En 2005, se estableció que quedaría compuesto por 3 ministros de la Corte Suprema elegidos por ella misma, 3 miembros designados por el Presidente de la República, 2 miembros elegidos por el Senado y 2 miembros propuestos por la Cámara de diputados y designados en definitiva por el Senado. Hasta entonces, el Consejo de Seguridad Nacional elegía a dos miembros, cláusula modificada ese año, configurando y manteniendo la fórmula expuesta primero, otorgándole más poder al presidente, que antes sólo nombraba a un miembro.

Todos los miembros del TC son abogados juristas, convirtiéndose éste en un requisito, ya que supuestamente, la Constitución, los juicios y problemas emitidos respecto de ésta deben ser resueltos de manera técnica, no política. Y aquí nace una de las tantas críticas al tribunal: la falta en la composición de otros ciudadanos, como en el caso francés, en que se parte de la base de que la Constitución es de todos los ciudadanos, y todos – cualesquiera sean sus formaciones profesionales – están llamados a darle vida y significado a los textos fundamentales.

Así, el TC se transforma en un órgano “democrático” altamente poderoso, pudiendo reducir el poder del ejecutivo o el legislativo, como en el caso de la repartición de la píldora en consultorios. Allí se demostró que el TC tiene incluso más poder que el Congreso, que se supone es donde se representa el pueblo. Además, sus votos y designaciones internas son secretas, lo que lo transforma en un ente cerrado, con poco transparencia, y donde el ciudadano corriente tiene escasa información, además de poca participación.

La Constitución más “parchada”
La historia constitucional chilena es amplia y a través de los años se ha ido desarrollando y perfeccionando, además de adaptarse a las nuevas realidades.
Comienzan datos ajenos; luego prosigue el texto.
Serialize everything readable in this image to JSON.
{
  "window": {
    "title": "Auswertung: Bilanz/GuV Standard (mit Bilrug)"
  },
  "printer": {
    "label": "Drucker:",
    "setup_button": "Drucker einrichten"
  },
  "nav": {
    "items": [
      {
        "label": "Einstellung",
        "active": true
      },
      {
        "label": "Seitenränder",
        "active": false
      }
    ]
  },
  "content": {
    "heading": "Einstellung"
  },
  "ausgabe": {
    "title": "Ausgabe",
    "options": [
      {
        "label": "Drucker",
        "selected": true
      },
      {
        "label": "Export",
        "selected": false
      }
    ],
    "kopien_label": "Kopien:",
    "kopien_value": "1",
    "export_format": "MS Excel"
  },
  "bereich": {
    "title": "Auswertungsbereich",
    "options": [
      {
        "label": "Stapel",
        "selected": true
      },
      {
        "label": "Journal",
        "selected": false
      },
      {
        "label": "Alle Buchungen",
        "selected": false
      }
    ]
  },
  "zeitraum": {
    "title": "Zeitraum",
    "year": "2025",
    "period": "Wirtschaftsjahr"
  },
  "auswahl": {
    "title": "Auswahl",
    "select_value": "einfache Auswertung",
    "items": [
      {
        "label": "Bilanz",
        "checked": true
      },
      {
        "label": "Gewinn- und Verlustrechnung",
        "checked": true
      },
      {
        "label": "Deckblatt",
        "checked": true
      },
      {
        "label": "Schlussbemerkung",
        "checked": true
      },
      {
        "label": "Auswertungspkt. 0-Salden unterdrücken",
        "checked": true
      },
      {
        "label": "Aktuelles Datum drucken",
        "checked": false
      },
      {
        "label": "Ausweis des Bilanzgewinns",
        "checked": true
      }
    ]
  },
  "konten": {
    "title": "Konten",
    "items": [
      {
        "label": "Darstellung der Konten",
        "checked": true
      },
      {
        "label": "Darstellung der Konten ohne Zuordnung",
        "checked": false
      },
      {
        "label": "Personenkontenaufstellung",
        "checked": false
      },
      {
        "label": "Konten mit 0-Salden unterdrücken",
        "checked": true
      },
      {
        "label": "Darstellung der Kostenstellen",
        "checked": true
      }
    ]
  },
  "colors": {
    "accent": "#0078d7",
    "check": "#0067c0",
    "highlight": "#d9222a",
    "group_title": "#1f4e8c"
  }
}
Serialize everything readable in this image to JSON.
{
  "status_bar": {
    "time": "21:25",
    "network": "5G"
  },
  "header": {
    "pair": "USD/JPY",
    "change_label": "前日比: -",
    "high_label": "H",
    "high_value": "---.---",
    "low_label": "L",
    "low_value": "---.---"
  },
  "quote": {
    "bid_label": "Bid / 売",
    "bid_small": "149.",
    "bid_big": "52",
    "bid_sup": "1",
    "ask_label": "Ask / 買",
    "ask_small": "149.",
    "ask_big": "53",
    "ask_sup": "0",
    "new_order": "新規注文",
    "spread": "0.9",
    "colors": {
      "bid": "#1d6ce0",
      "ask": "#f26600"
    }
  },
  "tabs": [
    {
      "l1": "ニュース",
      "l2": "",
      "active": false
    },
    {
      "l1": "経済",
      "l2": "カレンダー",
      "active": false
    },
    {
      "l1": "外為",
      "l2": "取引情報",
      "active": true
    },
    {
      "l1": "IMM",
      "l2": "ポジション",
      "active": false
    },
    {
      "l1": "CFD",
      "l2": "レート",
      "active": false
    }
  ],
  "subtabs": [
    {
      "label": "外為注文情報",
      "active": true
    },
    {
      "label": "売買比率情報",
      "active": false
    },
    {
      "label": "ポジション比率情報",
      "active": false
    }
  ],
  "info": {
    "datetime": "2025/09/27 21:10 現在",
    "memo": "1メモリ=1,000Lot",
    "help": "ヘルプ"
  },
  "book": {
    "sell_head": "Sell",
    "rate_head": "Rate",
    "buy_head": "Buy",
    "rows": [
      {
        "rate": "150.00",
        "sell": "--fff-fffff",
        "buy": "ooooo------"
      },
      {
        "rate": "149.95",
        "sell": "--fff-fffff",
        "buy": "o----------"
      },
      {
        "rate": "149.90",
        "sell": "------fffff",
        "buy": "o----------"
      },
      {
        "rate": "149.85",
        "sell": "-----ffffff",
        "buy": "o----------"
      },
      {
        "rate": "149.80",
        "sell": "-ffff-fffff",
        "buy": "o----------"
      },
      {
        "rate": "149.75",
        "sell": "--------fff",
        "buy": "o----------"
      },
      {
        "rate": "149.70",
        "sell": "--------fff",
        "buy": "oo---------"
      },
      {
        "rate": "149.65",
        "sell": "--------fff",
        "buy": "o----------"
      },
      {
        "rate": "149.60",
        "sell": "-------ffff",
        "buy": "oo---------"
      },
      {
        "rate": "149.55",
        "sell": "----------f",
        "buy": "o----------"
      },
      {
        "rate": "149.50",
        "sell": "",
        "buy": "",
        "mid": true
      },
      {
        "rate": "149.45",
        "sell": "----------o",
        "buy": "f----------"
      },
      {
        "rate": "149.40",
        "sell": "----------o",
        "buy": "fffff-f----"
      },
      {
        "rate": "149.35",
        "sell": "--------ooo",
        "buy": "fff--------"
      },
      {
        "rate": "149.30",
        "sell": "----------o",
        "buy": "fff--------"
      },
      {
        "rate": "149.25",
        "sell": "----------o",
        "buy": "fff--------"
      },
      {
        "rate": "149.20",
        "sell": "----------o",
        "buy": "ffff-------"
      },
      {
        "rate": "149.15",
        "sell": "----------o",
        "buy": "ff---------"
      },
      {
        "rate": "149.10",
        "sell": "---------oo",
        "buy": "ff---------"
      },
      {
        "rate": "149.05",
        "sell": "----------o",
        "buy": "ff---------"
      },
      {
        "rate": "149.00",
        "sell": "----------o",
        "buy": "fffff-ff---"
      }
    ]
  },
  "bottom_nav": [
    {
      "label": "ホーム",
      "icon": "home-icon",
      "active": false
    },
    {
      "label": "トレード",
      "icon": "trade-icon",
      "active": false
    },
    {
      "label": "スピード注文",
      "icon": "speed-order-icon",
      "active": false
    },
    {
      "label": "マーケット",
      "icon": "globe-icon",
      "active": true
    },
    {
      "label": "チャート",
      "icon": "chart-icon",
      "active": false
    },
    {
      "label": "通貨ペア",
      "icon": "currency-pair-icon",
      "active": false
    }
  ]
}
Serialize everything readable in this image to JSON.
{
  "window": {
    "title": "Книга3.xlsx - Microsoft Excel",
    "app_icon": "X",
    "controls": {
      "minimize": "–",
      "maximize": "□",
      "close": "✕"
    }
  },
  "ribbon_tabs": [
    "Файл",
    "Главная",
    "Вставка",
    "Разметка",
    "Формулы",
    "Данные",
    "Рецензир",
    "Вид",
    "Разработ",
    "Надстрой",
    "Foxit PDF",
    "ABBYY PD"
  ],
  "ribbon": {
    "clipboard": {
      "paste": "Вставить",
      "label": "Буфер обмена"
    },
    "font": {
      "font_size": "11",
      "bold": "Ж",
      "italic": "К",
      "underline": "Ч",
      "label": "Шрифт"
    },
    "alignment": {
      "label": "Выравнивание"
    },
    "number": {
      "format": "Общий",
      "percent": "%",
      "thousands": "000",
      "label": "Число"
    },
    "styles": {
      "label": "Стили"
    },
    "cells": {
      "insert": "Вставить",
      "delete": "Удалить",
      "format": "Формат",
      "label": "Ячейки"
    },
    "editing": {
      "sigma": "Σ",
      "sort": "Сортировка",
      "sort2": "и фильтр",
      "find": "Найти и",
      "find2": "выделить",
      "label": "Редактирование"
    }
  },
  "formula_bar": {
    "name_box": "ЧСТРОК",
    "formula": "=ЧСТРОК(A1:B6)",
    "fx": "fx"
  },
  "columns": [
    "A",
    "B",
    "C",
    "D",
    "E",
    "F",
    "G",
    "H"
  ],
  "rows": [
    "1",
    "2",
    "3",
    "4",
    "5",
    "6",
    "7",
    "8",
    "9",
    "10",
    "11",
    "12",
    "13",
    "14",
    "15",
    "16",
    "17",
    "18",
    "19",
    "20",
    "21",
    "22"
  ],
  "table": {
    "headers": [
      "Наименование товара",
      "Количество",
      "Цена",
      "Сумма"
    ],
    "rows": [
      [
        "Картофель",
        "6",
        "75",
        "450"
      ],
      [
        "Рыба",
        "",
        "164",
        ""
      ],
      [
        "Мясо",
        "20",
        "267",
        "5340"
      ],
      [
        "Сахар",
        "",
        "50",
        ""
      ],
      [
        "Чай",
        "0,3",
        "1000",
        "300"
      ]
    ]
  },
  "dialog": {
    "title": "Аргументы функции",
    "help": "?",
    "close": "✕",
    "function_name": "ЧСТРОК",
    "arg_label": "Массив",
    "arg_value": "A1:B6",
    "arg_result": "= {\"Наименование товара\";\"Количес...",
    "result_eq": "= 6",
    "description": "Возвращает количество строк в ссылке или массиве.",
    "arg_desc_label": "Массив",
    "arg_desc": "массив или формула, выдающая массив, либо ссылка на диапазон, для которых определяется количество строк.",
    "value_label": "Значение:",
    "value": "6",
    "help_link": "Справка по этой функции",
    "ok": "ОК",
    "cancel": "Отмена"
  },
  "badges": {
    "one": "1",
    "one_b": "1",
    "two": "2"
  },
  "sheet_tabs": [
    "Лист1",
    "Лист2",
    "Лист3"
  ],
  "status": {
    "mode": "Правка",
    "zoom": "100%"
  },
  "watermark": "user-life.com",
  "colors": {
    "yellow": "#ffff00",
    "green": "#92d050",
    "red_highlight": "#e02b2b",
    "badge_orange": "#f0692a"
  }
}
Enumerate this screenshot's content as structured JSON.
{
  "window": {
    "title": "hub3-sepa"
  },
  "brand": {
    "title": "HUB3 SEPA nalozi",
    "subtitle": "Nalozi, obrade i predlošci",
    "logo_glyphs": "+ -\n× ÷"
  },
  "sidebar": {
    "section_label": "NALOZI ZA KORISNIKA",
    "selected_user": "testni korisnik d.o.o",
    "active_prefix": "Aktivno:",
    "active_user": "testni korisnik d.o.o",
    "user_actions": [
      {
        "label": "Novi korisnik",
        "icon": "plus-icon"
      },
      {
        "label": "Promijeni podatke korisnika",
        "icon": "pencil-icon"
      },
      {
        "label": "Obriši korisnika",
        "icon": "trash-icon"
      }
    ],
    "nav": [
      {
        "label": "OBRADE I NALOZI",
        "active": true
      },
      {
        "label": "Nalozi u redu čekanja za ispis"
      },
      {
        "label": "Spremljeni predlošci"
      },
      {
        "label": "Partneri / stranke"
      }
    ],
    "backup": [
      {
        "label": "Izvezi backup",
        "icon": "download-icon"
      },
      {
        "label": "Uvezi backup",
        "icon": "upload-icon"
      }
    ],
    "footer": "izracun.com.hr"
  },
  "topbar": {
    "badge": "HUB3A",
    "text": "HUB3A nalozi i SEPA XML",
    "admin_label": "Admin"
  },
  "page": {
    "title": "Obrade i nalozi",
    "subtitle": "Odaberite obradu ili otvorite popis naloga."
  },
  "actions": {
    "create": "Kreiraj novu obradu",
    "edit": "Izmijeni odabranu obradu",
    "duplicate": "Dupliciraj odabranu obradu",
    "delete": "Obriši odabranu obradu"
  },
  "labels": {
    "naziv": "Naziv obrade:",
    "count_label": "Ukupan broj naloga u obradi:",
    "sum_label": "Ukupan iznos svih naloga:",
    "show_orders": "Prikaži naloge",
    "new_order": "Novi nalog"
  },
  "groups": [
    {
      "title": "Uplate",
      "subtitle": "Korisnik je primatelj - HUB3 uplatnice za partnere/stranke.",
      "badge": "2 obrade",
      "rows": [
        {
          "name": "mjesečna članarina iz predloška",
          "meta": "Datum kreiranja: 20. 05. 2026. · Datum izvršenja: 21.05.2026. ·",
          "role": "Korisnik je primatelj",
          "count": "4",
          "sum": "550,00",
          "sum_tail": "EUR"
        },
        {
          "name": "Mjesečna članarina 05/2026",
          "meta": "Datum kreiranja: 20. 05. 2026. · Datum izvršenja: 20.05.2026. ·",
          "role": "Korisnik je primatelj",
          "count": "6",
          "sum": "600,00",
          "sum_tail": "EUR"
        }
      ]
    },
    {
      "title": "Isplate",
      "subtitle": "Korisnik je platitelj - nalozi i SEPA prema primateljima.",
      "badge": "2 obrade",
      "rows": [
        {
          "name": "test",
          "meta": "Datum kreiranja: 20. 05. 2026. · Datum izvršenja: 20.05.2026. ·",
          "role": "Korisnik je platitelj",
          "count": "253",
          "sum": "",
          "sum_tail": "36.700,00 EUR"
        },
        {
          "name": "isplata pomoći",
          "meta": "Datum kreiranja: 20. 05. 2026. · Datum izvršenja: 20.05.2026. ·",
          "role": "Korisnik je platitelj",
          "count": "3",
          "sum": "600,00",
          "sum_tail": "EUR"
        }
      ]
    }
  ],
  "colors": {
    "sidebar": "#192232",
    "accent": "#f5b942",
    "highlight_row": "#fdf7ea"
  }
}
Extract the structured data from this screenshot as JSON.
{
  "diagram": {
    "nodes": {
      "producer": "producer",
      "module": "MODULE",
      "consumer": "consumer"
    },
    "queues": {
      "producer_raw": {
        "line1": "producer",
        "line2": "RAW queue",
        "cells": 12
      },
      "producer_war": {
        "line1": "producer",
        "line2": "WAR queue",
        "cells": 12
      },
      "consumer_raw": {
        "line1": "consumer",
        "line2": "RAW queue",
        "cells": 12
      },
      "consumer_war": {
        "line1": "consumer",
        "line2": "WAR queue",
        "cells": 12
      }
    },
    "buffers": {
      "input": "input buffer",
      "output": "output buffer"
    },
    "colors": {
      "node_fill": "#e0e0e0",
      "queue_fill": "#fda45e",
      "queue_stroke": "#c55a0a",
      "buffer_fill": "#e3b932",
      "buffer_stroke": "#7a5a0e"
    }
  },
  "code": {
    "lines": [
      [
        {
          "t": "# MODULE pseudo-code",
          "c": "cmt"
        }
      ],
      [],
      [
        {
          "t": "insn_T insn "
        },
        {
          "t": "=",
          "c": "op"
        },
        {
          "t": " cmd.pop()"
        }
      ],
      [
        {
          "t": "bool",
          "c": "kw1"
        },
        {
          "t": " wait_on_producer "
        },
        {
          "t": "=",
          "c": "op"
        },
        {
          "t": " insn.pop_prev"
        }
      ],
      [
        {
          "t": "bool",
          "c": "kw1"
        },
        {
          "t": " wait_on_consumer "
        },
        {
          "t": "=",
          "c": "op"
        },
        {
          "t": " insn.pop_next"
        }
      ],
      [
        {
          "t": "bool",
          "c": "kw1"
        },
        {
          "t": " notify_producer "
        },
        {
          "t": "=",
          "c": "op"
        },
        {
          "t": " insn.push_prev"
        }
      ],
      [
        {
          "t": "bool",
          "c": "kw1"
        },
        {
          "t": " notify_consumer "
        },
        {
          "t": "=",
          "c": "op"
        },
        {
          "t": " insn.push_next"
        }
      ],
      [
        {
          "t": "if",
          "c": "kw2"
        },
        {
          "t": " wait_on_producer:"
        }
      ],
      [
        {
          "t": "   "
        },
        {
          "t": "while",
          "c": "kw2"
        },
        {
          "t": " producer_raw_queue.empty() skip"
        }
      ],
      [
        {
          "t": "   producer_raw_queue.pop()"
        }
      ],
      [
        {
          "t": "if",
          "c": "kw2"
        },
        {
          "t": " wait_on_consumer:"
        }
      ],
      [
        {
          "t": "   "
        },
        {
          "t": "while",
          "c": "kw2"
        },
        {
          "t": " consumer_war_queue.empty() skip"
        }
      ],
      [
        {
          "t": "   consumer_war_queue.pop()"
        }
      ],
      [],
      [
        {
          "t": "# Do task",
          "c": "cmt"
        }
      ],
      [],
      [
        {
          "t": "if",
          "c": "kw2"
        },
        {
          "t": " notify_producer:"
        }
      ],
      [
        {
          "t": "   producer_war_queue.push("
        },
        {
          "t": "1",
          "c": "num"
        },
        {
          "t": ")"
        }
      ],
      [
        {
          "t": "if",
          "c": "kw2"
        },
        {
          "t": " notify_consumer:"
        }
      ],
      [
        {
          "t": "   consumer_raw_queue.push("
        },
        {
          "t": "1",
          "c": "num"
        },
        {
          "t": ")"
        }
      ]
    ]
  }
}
El primer ensayo constitucional fue promulgado por la Junta de 1810, el “Reglamento para el arreglo de la autoridad ejecutiva provisoria de Chile de 1811”, que daría paso más tarde al “Reglamento Constitucional Provisorio de 1812”, impuesto por José Miguel Carrera luego de encabezar un golpe contra el Congreso, el cual es disuelto el 2 de diciembre de 1811. Años más tarde, y con Carrera derrocado, Bernardo O’Higgins promulga la primera carta fundamental con Chile prácticamente independizado, la Constitución de 1818.

Pero dentro de la historia chilena, las constituciones que se consideran más importantes son las de 1833, 1925 y 1980, todas frutos de períodos turbulentos. La primera, de una guerra civil (1829) y las otras, de golpes de Estado (1924 y 1973), siendo ninguna de ellas producto de debates políticos en el marco de una democracia, sino que resultado de enfrentamientos violentos y la existencia de vencedores y vencidos. Aunque, no es de extrañar, ya que la mayoría de las Constituciones del mundo han sido producto de la violencia: la norteamericana (1787), por ejemplo, fue hecha por un grupo de hombres blancos, ricos y dueños de esclavos. O la alemana, que fue hecha con el país ocupado.

¿Es un problema, entonces, que la Constitución del 80 tenga este pecado de origen?

La respuesta parece ser no. Siempre se cita a la Constitución del 25 como la más democrática, pero como ya sabemos, también fue resultado de un proceso político violento. ¿Qué la hizo transformarse en democrática entonces?, permitir un proceso a través del cual el pueblo se pudo apropiar de ella, aún cuando su origen le era ajeno.

En comparación con las constituciones anteriores, la de 1980 es la que ostenta el récord histórico de ser la que ha sufrido un mayor número de reformas, en proporción a su tiempo de duración. Como dato, sólo entre 2006 y 2008 se han presentado 227 mociones parlamentarias y 18 mensajes presidenciales sugiriendo reformas a la carta fundamental.

Cerca del 25% de los proyectos en discusión en el Congreso que dicen relación con reformas constitucionales, son apoyados transversalmente por partidos de gobierno y oposición. El resto se debate entre la negociación y el rechazo. Esto hace urgente la necesidad de cambio de esta trilogía seudo democrática.

Por eso, y mucho más, exíjaselo a su candidato.